I’ve made it my mission to find this narnia-esqe path.
You may have noticed that I haven’t posted in a while. Well, the skinny of it is this: I am back in America, and have a new job as an assistant producer for a major Japanese television network’s DC bureau. I still find it hard to believe that I have landed such a perfect split between what I went to school for, and my general interests.
Some of you may wonder why I didn’t write something about my departure from JET. While the easy excuse is that I simply had no time during the transition period, I also had a feeling that I didn’t have any parting words on the subject. My final speech post really encapsulated many of the things I learned over the years I was an ALT. Anything else I would have added would either be repeats or complaints, neither of them constructive.

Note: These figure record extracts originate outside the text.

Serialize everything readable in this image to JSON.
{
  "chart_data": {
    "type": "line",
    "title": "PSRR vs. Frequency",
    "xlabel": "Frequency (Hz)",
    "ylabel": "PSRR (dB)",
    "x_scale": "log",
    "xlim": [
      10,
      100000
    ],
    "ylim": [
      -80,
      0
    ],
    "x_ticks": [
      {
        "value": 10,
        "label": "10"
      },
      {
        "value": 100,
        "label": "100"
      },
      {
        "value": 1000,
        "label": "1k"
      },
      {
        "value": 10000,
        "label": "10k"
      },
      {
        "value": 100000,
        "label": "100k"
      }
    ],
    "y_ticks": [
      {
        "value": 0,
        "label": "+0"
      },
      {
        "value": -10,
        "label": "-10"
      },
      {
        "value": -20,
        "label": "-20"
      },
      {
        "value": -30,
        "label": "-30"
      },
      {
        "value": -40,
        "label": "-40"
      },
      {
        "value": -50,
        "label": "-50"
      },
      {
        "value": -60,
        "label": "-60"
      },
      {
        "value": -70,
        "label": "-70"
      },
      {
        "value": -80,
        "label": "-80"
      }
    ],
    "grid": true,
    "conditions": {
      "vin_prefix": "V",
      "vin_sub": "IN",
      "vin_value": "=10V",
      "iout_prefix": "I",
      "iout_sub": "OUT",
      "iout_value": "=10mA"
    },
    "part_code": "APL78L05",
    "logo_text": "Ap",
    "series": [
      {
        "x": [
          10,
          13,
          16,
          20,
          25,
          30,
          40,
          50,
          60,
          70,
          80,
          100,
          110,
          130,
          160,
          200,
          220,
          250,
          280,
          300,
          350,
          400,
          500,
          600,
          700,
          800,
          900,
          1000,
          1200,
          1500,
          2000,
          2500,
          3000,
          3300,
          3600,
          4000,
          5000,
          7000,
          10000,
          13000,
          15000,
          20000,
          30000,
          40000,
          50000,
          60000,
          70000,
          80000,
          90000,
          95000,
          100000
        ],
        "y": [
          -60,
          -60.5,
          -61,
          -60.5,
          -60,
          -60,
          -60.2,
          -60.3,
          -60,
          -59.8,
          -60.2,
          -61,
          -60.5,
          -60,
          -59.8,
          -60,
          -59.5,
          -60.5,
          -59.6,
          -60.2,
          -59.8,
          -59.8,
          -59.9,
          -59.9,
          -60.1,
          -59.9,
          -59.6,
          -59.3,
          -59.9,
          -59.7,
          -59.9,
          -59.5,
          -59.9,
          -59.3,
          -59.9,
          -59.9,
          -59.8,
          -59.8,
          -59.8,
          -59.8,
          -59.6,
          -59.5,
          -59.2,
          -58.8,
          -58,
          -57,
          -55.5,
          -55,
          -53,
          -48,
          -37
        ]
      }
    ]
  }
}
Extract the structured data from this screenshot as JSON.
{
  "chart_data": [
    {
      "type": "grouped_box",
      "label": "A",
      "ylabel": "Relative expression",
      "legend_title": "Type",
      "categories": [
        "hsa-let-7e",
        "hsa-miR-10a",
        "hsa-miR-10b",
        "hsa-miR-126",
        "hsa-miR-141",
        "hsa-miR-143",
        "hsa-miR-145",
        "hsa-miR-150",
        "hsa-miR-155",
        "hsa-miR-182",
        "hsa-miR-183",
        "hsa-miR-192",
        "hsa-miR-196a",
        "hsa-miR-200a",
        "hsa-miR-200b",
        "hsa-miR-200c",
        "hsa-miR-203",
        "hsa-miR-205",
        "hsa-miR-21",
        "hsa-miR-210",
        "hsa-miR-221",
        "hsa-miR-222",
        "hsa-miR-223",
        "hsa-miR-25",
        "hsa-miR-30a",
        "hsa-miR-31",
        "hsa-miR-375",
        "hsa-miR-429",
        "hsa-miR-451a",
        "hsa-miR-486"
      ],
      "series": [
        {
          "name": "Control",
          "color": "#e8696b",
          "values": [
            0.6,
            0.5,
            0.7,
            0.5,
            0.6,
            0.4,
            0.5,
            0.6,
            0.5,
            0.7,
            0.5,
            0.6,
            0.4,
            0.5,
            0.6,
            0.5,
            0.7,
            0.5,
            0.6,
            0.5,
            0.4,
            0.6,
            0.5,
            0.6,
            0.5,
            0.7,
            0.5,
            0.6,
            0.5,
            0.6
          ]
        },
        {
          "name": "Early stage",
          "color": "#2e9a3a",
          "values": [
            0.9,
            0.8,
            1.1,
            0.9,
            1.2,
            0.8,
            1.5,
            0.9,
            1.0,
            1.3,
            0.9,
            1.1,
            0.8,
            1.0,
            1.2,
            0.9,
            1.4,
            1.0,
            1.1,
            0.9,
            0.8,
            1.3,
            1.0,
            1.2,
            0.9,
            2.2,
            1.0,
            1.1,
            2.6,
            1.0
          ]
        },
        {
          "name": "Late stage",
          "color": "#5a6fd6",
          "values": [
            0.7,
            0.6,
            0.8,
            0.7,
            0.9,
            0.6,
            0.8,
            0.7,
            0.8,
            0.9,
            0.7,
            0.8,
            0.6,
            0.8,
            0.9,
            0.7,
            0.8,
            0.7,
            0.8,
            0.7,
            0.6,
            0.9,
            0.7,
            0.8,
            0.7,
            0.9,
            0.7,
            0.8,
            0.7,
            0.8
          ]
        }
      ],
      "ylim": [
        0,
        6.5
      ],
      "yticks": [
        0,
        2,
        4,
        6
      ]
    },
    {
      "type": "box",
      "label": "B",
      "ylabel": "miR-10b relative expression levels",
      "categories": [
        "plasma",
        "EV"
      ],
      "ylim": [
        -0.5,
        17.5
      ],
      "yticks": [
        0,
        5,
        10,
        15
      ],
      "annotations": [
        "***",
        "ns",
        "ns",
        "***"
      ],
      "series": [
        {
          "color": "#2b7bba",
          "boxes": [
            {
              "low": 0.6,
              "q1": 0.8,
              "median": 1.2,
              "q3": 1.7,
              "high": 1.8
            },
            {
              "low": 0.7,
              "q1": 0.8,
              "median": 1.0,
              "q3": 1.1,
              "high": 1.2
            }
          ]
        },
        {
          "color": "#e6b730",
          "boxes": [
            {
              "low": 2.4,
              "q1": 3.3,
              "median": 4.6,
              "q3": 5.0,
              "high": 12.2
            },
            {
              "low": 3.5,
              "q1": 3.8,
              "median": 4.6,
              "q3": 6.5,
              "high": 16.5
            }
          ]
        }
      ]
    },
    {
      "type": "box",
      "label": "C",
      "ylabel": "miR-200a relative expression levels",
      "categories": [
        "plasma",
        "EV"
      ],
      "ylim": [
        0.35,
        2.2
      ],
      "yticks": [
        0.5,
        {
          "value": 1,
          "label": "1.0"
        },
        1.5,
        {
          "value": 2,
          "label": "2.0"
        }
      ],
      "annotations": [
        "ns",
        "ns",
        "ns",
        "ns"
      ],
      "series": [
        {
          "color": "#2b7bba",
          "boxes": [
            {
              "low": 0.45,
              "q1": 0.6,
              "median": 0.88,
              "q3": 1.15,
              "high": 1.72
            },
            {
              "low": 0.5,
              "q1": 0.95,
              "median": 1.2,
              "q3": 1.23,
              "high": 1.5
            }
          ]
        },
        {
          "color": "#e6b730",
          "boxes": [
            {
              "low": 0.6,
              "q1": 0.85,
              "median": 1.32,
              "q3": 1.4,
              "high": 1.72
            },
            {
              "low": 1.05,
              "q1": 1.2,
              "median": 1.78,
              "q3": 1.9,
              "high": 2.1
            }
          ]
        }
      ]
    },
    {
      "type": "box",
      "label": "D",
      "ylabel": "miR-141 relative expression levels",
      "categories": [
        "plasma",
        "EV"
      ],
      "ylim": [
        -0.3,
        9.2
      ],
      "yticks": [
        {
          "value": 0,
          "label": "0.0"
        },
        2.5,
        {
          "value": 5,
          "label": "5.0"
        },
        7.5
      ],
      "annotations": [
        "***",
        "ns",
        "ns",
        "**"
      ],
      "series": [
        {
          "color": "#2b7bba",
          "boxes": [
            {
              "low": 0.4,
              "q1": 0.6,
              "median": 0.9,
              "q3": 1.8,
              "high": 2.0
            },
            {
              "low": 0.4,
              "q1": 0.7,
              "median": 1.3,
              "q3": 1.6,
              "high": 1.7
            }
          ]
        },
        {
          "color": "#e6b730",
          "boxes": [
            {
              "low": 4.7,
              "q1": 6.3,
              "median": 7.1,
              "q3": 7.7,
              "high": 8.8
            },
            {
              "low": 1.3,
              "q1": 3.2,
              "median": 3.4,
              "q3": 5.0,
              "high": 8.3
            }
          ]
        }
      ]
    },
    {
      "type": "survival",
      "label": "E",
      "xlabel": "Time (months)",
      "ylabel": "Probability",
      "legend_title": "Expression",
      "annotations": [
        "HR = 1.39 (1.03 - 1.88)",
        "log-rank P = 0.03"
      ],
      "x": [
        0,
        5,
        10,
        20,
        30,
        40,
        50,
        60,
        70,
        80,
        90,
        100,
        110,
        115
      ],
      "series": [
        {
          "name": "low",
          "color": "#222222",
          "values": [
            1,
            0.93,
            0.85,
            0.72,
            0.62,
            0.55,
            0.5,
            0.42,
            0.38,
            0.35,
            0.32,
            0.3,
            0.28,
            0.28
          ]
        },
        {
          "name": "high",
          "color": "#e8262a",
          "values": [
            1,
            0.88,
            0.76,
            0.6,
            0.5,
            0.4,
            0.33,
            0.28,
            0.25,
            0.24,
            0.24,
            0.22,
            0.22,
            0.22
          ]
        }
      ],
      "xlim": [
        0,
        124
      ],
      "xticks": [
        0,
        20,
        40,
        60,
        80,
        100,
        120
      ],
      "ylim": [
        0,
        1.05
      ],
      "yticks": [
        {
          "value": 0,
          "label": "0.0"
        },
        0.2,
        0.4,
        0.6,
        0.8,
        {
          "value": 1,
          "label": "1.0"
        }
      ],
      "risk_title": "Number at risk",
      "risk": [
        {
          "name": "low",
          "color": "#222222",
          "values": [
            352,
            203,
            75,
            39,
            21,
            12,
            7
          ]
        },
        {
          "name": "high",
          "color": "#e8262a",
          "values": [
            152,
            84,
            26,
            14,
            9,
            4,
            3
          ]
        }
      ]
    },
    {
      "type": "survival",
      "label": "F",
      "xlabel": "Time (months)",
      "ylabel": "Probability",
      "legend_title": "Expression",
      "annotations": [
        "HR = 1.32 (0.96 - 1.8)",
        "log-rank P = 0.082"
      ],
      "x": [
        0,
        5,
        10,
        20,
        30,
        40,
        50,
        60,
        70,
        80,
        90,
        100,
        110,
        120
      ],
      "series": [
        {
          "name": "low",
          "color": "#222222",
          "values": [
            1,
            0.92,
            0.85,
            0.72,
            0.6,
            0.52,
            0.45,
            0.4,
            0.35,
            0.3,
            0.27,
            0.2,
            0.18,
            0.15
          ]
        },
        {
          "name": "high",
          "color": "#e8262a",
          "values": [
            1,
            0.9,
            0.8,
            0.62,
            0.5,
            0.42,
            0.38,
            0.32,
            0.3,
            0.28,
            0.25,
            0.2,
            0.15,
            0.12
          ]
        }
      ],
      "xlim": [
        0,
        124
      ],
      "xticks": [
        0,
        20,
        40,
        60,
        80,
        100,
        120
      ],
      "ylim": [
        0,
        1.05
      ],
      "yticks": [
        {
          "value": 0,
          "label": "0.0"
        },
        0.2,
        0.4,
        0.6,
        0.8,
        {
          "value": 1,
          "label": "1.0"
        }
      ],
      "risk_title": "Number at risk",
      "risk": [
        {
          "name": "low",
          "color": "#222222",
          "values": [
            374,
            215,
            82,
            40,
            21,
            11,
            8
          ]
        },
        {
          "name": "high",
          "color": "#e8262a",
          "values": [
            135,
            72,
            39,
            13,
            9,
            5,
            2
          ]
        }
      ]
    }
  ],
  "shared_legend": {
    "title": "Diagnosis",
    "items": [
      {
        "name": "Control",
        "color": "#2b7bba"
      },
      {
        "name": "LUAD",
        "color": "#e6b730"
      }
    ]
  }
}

At first I thought I would write about the influx of reverse-culture-shock I would succumb to once back in the states. But the reality is that, well, I haven’t come across anything so dramatic which would warrant such a post. Sure, there are definitely some things here and there (looking at you, sarcasm), but nothing to the point of writing a self-indulged think piece.
However, having a lack of writing topics at the moment does not mean this blog is in the grave. For one, I think there is still something to say along the lines of the general transition post-JET. Whether that be switching job cultures, working in such a culturally mixed office space, being involved with the alumni association, or training the newbies, I’m sure I will continue to write about JET related topics in the future. While I’m also figuring out how much I can disclose, I’m sure my adventures in DC politics under the umbrella of the Japanese press will bring out editorials as well.
I’ve already been quite busy, and heading into the political sphere during this election is nothing short of a “throwing-myself-in-the-fire-pit” like initiation. But I went through the same process at the Missouri School of Journalism, and I have confidence that I can handle the heat again. These fires are just much larger and stinkier.